Ruby html href parser working slow

Question 1

I wrote this simple HTML parser in Ruby.

Basically I have a folder that has files. Every file has crawled web pages. The only addition within these files is before the HTML content there is a page metadata, #URL is one of them.

What I am aiming is to have two files:

1)Will contain: currentURL, destinationURL, description

2)Will contain: currentURL, destinationURL, word, count

So if I did that for this current page and assuming that href that I am looking at is:

<a href="http://stackoverflow.com" title="professional and enthusiast programmers">Stack Overflow</a>

1st file would have

codereview,stackexchange.com, http://stackoverflow.com, Stack Overflow

2nd file would have

codereview,stackexchange.com, http://stackoverflow.com, Stack, 1

codereview,stackexchange.com, http://stackoverflow.com, Overflow, 2

However my code works really slow. It has been longer than an hour and still parsing a file with size of 31MB.

My code is:

beginning_time = Time.now
folder = "allParts/"
extension = "*.dat"
urlMet = "#URL:"
newLine = "\n"
files = Dir[folder+extension]
hrefTag = "<a href=\""
qtMark = "\""
descStart = "\">"
hrefEnd = "</a>"
firstOutput = "firstOut.txt"
secondOutput = "secondOut.txt"
File.open(firstOutput, 'w') {}
File.open(secondOutput, 'w') {}
countFile = 1
for file in files do
 puts file + "#: "+countFile.to_s
 countFile++
 File.open(file, "r") do |f|
 source = ""
 f.each_line do |line|
 dest = ""
 desc = ""
 if line.include? urlMet
 source = line[/#{urlMet}(.*?)#{newLine}/m, 1]
 end
 if line.include? hrefTag 
 dest = line[/#{hrefTag}(.*?)#{qtMark}/m, 1]
 descStIn = line.rindex(descStart)
 descEndIn = line.rindex(hrefEnd)
 desc = line[descStIn+2..descEndIn-1]
 end
 if (source != "" && dest != "")
 occur = Hash.new(0)
 mainEntry = "original-url=\"" + source + 
 "\", dest-url=\"" + dest + "\"" 
 descEntry = ""
 if (desc != nil && desc != "")
 descEntry = ", desc=\"" + desc + "\""
 words = desc.split(' ')
 words.each { |word| occur[word] += 1 }
 end
 firstEntry = mainEntry+descEntry+"\n\n"
 File.open(firstOutput, 'a') { |file| 
 file.write(firstEntry) 
 }
 occur.each { |word, occurrance| 
 wordEntry = ", word=\"" + word +
 "\", count=" + occurrance.to_s
 secondEntry = mainEntry+wordEntry+"\n\n"
 File.open(secondOutput, 'a') { |file| 
 file.write(secondEntry) 
 }
 }
 end
 end
 end
end
end_time = Time.now
puts "Time elapsed #{(end_time - beginning_time)} seconds"

Question 2

You are trying to parse HTML with regexes, which is widely considered to be a bad idea. For example, all these tags would have equivalent link text and target URL:

<!-- "normal" -->
<a href="http://example.com">Link Text</a>
<!-- more than one space before the attribute -->
<a href="http://example.com">Link Text</a>
<!-- tags split across multiple lines -->
<a
 href="http://example.com">
 Link Text
</a>
<!-- universal attribute "id" in front of the "href" -->
<a id="foo" href="http://example.com">Link Text</a>
<!-- different quote character -->
<a href='http://example.com'>Link Text</a>

A line-based parser will fail here, and a regex-based parser will be very difficult to write correctly. So please use an existing HTML parser. The result will be fast and elegant, but as I don't use Ruby I can't give examples.
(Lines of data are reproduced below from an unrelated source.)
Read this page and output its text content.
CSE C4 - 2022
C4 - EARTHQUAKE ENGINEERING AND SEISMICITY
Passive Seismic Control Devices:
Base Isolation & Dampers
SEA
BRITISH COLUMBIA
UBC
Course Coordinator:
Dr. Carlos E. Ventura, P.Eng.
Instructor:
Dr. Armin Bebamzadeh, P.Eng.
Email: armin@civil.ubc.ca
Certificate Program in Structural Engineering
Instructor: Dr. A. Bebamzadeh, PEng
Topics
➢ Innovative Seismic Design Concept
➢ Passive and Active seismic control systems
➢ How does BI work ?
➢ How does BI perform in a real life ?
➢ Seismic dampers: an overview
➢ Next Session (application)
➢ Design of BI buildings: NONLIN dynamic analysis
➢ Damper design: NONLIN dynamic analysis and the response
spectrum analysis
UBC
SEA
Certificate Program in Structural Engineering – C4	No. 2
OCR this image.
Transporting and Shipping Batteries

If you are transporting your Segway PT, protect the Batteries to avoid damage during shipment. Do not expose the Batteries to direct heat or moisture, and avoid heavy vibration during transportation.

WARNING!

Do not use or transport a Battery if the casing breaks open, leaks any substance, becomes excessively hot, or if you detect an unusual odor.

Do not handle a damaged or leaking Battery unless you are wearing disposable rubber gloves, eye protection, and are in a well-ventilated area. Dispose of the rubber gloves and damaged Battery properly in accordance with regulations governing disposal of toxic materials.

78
Let's move on to coding style. You are using multiple naming styles: beginning_time and newLine. Whatever you do, be consistent, although I'd recommend snake_case for variable names.

Some of your variable names contain abbreviations where none are necessary: quote_character is probably better than qtMark, descStart would probably be better described as description_start.

You used many variables to make your regexes appear more modular, but they are not. Your regexes will become more readable if you write them down directly rather than assembling them. You could also specify them outside of your loops:

href_regex = /href="([^"]+)"/

Points to note here:

[^"]+ is generally preferable over .*?
The /m option was highly unnecessary, because you process your input line by line. So there is no way that your . could ever match a newline in your original regex.

In your regexes, you used #{...} interpolation a lot. Strangely you didn't do any of that when assembling other strings, instead using less readable concatenation. E.g. we could rewrite

mainEntry = "original-url=\"" + source + 
"\", dest-url=\"" + dest + "\""

as

main_entry = "original-url=\"#{source}\", dest-url=\"#{dest}\""

This is still pretty unreadable because of those pesky escapes – using the alternate %Q() literal syntax we could simplify this to:

main_entry = %Q(original-url="#{source}", dest-url="#{dest}")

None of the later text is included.